Donald was a former president. The Secret Service doesn't let you drive a car after that, let alone fly commercial. Even if they wanted to; they can't. Many former presidents were car fanatics; Bush Jr. lamented to Jay Leno about not being able to drive his truck off private property anymore. 45 was known for sneaking past security detail in his pre-POTUS days to drive his Rolls around NYC. Not to mention Biden and his Corvettes, in his pre-dementia days anyway.
This article is implying wrongdoing for situations can logically cannot exist.
I don't even think that these people need to "justify" their energy use.
It seems that the vast majority of people have an innate need to hate on other groups of people. Not only that, but it seems that when presented with a cross-cutting societal problem (like carbon neutrality), "hating on others" seems to be a substitute for actually doing something intelligent about the problem.
Our society is fundamentally based on energy use, and if we actually collectively cared about carbon-neutrality, we have an immense amount of potential clean energy available to us in the form of solar and nuclear. There's no need to play this silly hate game.
I wouldn't call it hate (or at least not all of it) – I would call it an understandable desire for some measure of fairness.
I'd even say this has little to do with carbon emissions, and much to do with the price of economy tickets for many routes having doubled over the past months, and it'll likely only go up from here in the foreseeable future as we (hopefully) shift to synthetic aviation fuels. Taking a private flight for a very driveable distance, or a connection that has excellent and frequent first-class services available, just isn't the best look right now between sustained high inflation and the common narrative of individualizing the responsibility for carbon emissions.
But yes, I agree that symbolic regulations and prohibitions without a viable alternative won't get us anywhere. Only setting effective regulatory incentives that properly account for the externalities of all forms of energy use will.
> > Do you expect these people to fly commercial like you and me?
No but back in the old days people with money had the justified fear and paranoia to keep quiet in order to avoid drawing attention to themselves and not be expropriated and/or executed.
They now not only don't hide but go out of their way to broadcast whatever opinion they have through the airwaves and especially on climate change the juxtaposition of talking about climate change while pumping into the atmosphere 1000 tons of CO2 per year is symptomatic of a sense of entitlement and not fearing any punishment or repercussion for their actions.

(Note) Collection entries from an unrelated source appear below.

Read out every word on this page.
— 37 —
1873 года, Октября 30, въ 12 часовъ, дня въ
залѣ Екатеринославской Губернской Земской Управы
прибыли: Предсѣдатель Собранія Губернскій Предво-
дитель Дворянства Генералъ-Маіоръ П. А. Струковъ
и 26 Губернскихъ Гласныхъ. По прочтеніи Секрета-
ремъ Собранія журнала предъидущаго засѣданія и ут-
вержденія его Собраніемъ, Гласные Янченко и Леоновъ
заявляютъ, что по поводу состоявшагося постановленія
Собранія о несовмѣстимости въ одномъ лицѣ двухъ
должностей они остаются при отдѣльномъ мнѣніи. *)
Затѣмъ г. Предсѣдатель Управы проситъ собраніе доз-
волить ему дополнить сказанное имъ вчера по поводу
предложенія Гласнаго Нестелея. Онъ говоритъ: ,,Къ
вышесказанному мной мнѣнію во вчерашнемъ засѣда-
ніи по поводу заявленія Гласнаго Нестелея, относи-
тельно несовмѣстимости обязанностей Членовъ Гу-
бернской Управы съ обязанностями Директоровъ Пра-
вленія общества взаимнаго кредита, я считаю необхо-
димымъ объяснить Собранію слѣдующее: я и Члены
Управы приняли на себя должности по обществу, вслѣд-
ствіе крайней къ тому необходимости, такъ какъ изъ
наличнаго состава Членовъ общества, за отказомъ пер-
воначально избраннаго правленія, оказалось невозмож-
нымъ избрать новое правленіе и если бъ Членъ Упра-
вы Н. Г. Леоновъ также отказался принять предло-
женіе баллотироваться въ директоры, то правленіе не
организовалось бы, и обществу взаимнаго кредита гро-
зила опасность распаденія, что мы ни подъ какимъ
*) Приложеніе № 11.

I wonder if we can see Mark Zuckerberg learning to fly here, or perhaps to skydive? A lot of recent flights that start in one city, fly to Tahoe, don't stop, but do a big turn around there, then go back home. Or which otherwise go way out of the way to do a short loop around Tahoe then land at a destination, and one a few months back that seemingly just circled there for a while.
Hard for me to get worked up about this. If you're rich, you're going to spend the money on something. It barely matters if that's on a cross-country flight, a large house, multiple cars, or a boat. The environmental impact is very similar.
Cool tracker, I am sure if there is a tracker that tracks all billionaires’ resources consumptions, not just we will see how hypocrites they are, but also the ratio of that to average person will be abysmal, but of course, we have to use paper straws for the planet!